We as depositors now expect to have immediate access to our deposits. When SVB failed, we depositors did not view our deposits as contractual claims the way banks viewed our deposits as liabilities. We viewed our deposits simply as money — instantly available.
But for a nerve-wracking weekend, we suddenly realized that our money at SVB and Signature was not money but really liabilities of failing banks. Even payroll processors that used SVB were caught off guard as their small business clients transferred millions of dollars to them to pay their employees.
After decades of a successful deposit insurance scheme, we now expect our deposits to be cash, available for immediate withdrawal, and we as US taxpayers bankroll our expectation that deposits are money.
When one boils it down, the current stablecoin bill debate is over who can issue the money of the future — banks or non-banks — and therefore what type of digital money can even be issued.

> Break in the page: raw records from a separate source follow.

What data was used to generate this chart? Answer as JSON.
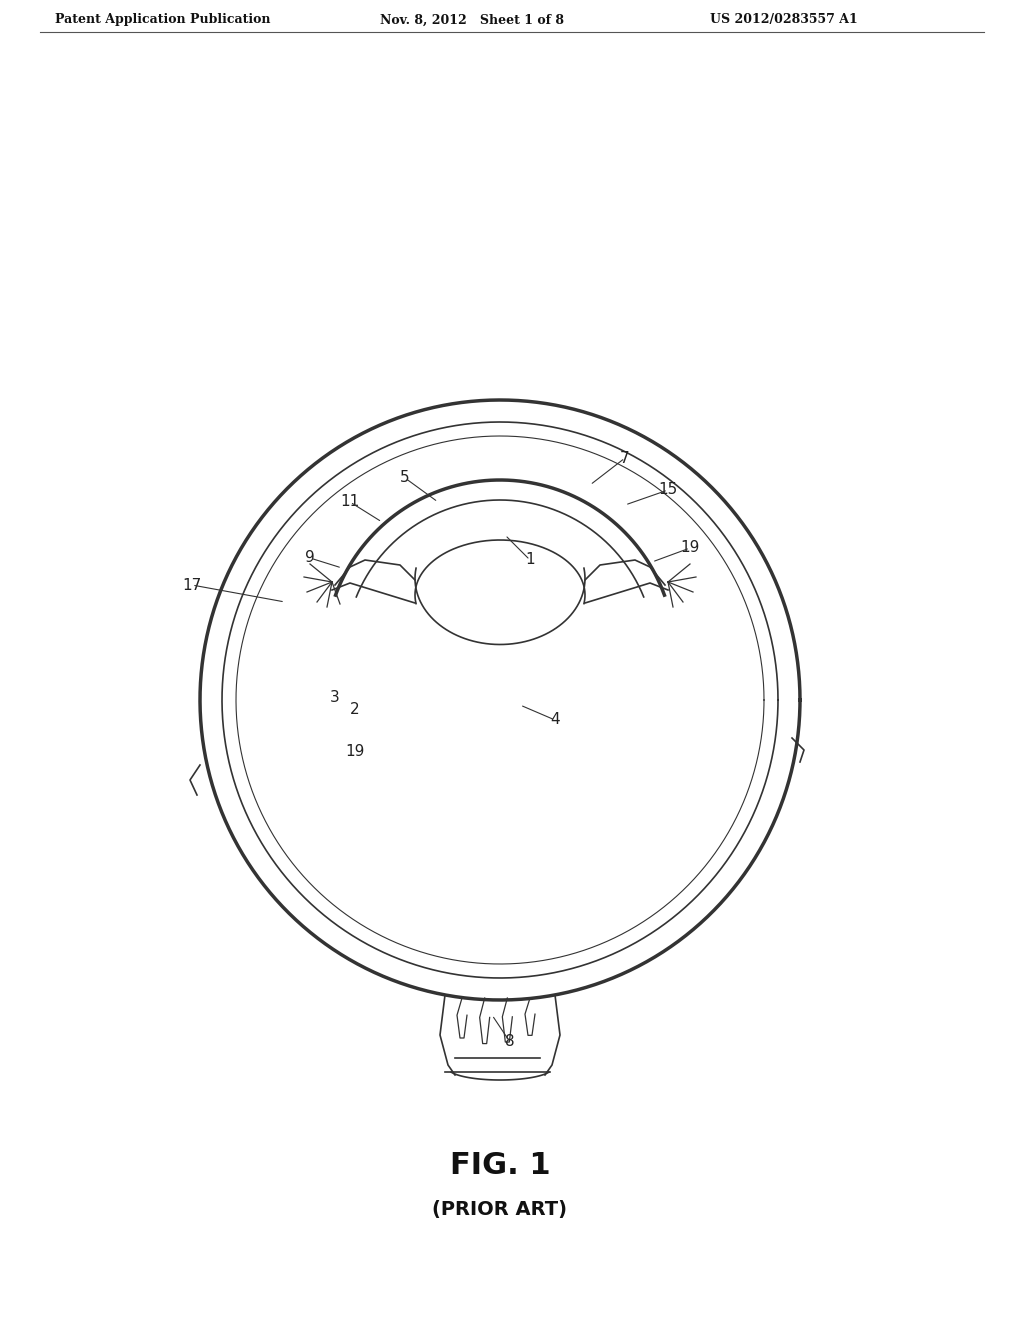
{
  "title": "FIG. 1",
  "subtitle": "(PRIOR ART)",
  "header_left": "Patent Application Publication",
  "header_mid": "Nov. 8, 2012   Sheet 1 of 8",
  "header_right": "US 2012/0283557 A1",
  "bg_color": "#ffffff",
  "line_color": "#333333",
  "label_color": "#222222"
}
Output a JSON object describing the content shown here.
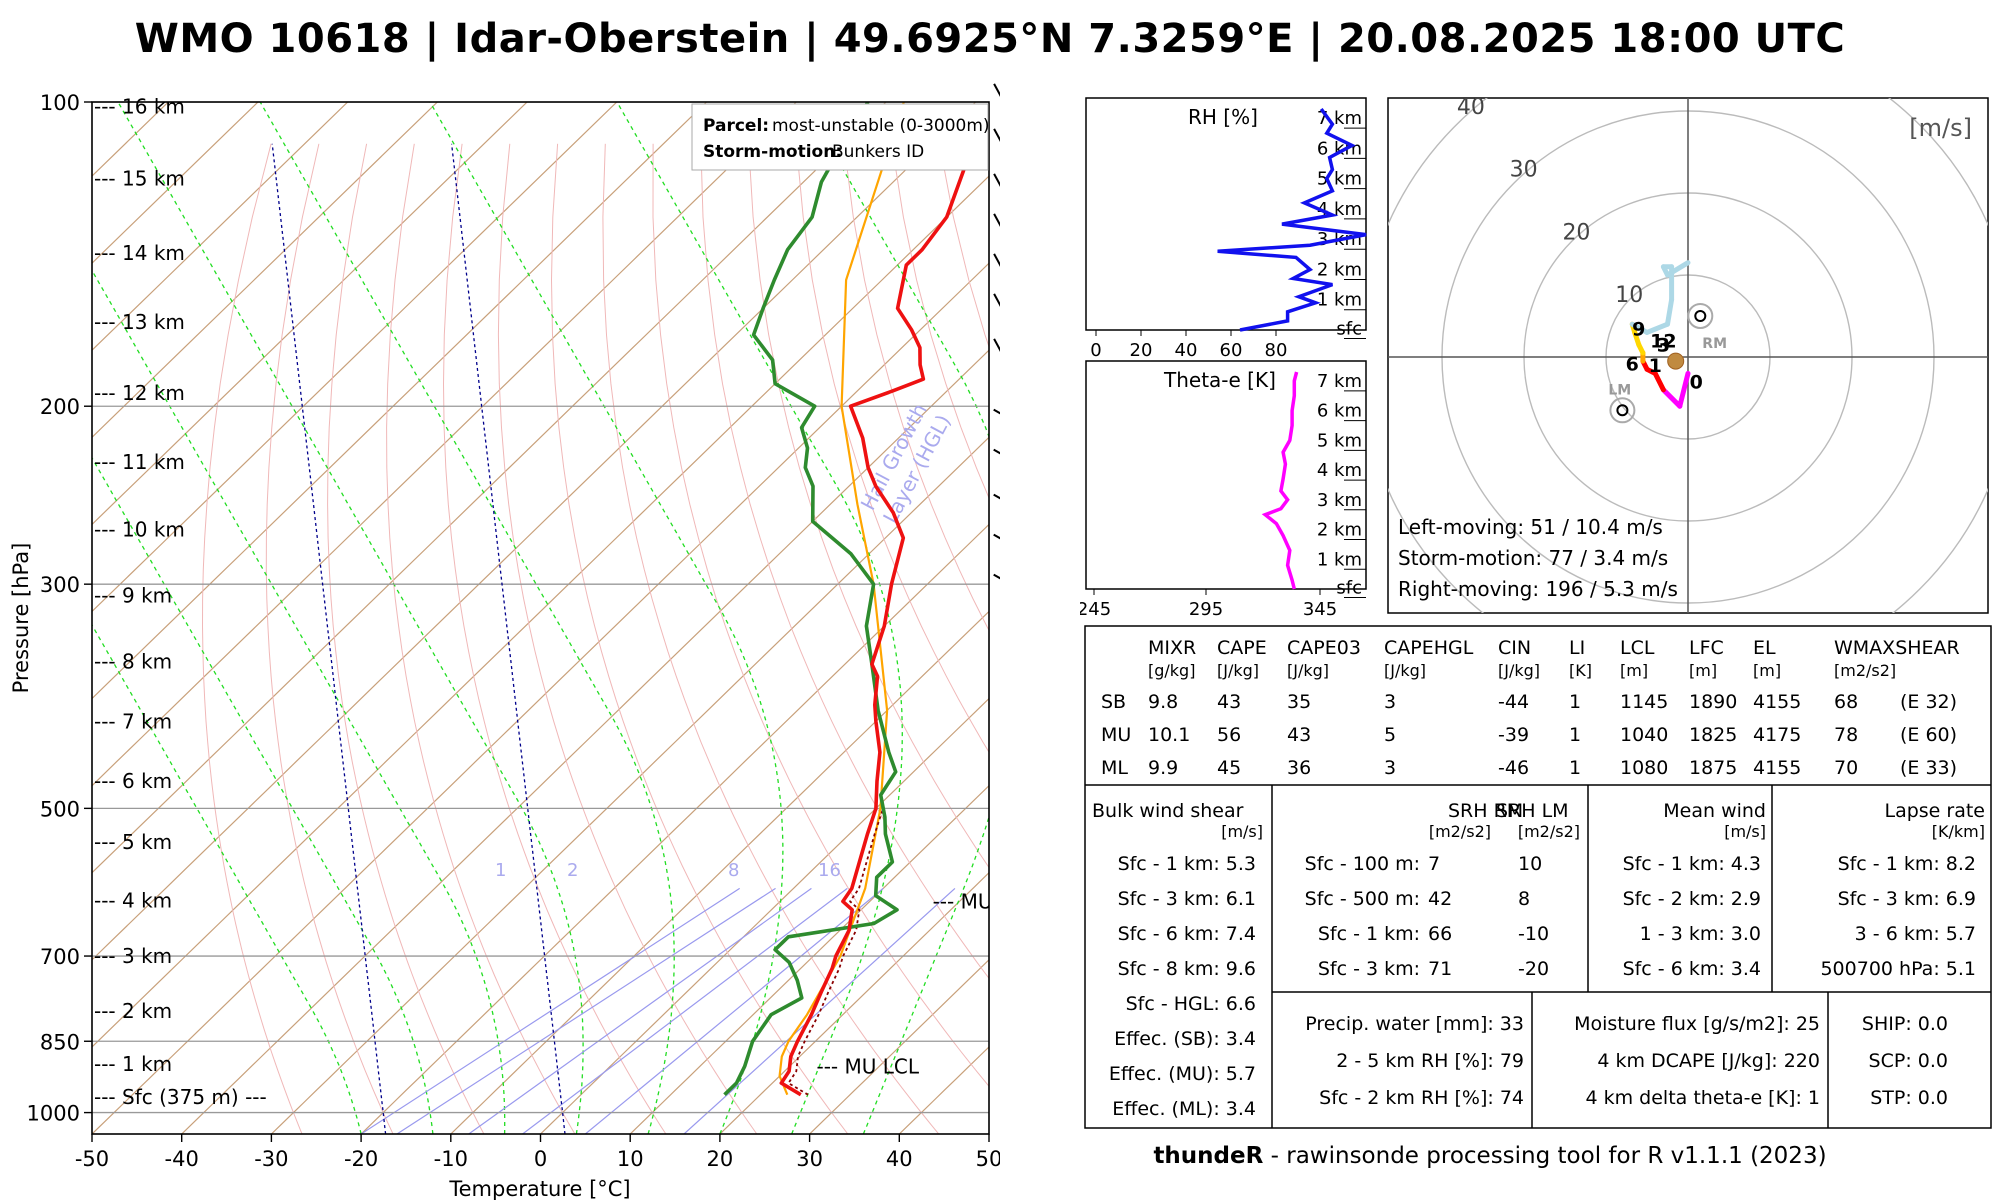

All in all, banks can be stablecoin issuers. They have been issuing commercial bank money for decades and can continue to do so as issuers of digital dollars on blockchain. The Regulated Liabilities Network project incubated at the New York Fed is an example of the largest banks studying how to tokenize bank deposit liabilities.
But full-reserve banks, including money transmitters, can also issue digital dollars. Money transmitters are simply transferring funds. If I send money via a money transmitter, the money transmitter can tokenize my money and send it across the blockchain to make payment. In the meantime, the money transmitter must maintain 100% cash reserves. Such stablecoins would not be digital representations of deposit liabilities, but simply digital representations of funds.
I am not arguing that the US can have only fractional reserve banking or only full reserve banking. But our system should allow for both models to co-exist. The nature of money is quickly evolving, and we should not let old paradigms prevent respecting the new societal expectation that the money we leave with a financial institution is fully ours to use when and how we want to.